A vulnerability in blockchain token bridge Hyperbridge allowed a hacker to mint approximately 1 billion bridged Polkadot (DOT) tokens on Ethereum, valued above $1.1 billion. The attacker then sold the tokens, but due to low liquidity on decentralized exchanges, the realized loss was only around $237,000. The exploit was confined to bridged DOT on Ethereum, while native DOT on Polkadot and other assets remain unaffected.
A technical exploit of blockchain token bridge Hyperbridge led to the artificial creation of 1 billion Polkadot (DOT) tokens valued above $1.1 billion, but only resulted in around $237,000 in losses due to limited liquidity, the firm reported. The exploit stemmed from a vulnerability in its proof verification logic, which incorrectly accepted invalid proofs.

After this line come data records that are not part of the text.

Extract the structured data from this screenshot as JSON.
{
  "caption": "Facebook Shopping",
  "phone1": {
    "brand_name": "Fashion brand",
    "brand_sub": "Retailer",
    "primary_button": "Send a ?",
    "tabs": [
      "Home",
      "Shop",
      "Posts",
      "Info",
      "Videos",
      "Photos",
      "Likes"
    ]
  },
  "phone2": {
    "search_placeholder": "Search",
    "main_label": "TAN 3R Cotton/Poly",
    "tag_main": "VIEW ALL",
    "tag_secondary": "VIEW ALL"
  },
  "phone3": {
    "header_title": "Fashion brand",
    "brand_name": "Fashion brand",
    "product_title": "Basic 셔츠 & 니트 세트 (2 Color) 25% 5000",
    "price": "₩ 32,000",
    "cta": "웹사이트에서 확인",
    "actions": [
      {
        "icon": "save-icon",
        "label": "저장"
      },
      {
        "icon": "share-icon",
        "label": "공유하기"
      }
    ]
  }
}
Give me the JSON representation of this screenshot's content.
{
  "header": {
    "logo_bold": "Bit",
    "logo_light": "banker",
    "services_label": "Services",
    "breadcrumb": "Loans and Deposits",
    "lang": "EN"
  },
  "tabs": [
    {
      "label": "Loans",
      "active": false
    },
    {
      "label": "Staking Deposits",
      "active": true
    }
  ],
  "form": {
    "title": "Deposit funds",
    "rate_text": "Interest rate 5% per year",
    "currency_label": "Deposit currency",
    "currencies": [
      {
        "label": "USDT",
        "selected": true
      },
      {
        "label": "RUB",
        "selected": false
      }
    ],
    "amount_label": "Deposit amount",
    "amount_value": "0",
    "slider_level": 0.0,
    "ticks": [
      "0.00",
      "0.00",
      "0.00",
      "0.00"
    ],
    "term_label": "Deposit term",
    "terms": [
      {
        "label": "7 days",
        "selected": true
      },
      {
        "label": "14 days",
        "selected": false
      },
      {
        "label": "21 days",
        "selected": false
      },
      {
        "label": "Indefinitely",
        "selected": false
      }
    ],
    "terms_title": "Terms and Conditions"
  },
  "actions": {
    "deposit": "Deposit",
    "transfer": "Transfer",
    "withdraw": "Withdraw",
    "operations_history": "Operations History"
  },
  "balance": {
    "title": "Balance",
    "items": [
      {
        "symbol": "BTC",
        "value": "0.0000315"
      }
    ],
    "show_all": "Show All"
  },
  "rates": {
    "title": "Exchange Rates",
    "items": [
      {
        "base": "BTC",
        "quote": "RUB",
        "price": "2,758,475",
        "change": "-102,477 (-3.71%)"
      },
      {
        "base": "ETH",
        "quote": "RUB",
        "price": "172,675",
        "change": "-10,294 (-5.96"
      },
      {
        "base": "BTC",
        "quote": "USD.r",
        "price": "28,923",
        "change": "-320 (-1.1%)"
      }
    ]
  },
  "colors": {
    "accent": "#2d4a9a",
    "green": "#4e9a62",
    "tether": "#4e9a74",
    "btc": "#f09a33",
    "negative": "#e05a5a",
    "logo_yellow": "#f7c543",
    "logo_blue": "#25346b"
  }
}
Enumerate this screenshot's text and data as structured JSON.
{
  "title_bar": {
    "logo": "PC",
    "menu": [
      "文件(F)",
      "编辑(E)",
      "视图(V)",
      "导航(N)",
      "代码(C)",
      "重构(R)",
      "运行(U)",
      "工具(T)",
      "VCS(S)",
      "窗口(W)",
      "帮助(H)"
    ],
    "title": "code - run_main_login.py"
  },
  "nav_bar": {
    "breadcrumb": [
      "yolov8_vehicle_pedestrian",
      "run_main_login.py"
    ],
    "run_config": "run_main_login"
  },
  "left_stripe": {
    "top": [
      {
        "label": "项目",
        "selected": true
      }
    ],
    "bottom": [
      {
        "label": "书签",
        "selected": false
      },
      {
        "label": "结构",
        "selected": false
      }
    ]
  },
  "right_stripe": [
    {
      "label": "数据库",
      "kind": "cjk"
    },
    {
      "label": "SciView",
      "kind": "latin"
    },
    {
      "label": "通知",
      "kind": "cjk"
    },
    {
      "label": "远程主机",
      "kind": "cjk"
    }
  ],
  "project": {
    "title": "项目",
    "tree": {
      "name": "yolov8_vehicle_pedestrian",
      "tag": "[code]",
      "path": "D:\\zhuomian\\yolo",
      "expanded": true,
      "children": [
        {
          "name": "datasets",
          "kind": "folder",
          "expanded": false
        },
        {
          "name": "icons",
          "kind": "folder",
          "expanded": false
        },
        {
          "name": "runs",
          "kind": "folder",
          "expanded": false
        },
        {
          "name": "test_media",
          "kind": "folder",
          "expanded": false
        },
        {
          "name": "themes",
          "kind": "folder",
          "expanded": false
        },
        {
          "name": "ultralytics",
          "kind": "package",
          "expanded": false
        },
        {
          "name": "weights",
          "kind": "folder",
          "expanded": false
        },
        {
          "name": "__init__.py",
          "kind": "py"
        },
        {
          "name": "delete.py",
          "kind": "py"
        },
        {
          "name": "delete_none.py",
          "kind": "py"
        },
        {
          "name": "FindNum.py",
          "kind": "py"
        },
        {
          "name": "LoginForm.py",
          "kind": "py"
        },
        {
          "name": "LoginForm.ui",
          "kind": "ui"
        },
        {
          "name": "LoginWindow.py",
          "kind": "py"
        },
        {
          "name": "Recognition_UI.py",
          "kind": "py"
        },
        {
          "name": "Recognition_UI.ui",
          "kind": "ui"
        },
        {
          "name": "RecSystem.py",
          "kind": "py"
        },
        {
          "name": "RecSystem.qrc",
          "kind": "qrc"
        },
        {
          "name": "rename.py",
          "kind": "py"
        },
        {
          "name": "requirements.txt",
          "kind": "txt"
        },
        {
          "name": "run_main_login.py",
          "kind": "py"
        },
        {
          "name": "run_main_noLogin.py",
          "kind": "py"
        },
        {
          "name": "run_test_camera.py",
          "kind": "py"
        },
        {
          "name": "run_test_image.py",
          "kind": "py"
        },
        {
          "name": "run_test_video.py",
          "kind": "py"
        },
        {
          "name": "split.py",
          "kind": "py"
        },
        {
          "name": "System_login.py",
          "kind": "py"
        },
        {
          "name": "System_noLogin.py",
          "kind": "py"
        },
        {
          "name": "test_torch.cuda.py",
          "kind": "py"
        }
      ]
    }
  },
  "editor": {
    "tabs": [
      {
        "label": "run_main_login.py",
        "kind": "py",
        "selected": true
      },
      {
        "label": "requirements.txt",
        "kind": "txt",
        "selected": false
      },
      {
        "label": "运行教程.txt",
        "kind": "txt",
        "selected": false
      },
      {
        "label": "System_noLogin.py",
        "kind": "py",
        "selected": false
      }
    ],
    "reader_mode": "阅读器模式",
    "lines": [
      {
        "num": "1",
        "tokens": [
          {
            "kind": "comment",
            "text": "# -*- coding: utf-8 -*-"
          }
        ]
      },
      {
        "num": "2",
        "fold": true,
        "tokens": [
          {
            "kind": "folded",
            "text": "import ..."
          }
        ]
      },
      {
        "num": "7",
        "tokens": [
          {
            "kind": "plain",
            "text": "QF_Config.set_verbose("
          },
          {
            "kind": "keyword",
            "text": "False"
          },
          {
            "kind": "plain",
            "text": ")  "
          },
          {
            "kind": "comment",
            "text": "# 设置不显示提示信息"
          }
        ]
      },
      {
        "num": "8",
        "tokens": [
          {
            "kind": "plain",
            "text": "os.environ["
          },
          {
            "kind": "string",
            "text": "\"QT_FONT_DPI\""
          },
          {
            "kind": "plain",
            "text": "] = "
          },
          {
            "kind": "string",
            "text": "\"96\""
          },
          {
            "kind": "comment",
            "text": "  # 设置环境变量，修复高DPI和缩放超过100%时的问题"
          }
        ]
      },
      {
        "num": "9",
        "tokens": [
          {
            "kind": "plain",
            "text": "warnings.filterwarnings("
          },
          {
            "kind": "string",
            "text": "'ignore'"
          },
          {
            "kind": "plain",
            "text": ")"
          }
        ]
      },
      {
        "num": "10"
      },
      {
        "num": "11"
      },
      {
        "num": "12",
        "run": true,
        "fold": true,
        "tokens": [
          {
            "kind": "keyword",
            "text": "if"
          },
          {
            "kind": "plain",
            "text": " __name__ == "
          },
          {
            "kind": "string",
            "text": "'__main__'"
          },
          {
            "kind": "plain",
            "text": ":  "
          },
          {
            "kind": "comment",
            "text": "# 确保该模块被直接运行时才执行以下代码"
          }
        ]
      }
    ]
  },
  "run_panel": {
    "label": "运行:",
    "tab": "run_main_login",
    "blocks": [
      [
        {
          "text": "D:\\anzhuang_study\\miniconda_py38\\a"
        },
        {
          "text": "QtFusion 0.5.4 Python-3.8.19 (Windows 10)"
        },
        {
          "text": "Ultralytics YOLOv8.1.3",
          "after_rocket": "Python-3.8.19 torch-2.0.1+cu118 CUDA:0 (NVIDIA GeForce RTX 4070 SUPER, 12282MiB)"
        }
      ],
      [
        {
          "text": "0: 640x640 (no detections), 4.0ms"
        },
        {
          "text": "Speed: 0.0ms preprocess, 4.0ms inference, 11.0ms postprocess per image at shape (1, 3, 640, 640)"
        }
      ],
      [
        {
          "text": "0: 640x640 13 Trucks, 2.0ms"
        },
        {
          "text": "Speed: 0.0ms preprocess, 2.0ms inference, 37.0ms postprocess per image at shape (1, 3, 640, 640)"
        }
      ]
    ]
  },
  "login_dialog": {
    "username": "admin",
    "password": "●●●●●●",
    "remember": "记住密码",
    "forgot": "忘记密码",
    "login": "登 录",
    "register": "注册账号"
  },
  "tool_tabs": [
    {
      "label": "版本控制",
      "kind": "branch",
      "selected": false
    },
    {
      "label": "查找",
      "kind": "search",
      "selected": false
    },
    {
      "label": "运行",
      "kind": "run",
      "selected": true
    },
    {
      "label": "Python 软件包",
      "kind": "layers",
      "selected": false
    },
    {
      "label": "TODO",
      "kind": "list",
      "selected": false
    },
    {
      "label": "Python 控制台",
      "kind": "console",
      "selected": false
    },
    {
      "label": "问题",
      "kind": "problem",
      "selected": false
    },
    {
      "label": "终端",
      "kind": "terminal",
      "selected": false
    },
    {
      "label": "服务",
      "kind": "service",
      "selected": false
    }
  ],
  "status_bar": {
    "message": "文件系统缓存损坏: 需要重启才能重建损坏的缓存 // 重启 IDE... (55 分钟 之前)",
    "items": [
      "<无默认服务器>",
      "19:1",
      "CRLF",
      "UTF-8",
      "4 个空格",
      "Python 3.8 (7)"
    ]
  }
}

“This flaw allowed invalid proofs to be incorrectly accepted as valid,” Hyperbridge stated. The attacker gained administrative control of the bridged DOT token contract on Ethereum and minted tokens exceeding the actual bridged supply by about 2,800 times.
The total native DOT supply is 1.6 billion tokens. The protocol confirmed the incident was isolated to bridged DOT on Ethereum, meaning native DOT on the Polkadot relay chain and other assets across Hyperbridge remain secure.
After minting the tokens, the attacker sold them directly on decentralized exchanges, acquiring approximately $237,000 from available trading liquidity. DOT currently trades around $1.17, down 4.6% in the last 24 hours and nearly 98% off its all-time high of $54.98.
The protocol’s app is down for maintenance as it adds “additional safeguards” and works with security partners to recover funds. Bridge protocols have been central to multiple exploits, including the $552 million attack on Ronin Network‘s bridge in 2022.
The exploit adds to concerns about DeFi protocol security, following the recent loss of more than $285 million from Solana‘s Drift Protocol on April 1 to a North Korean-linked hacker.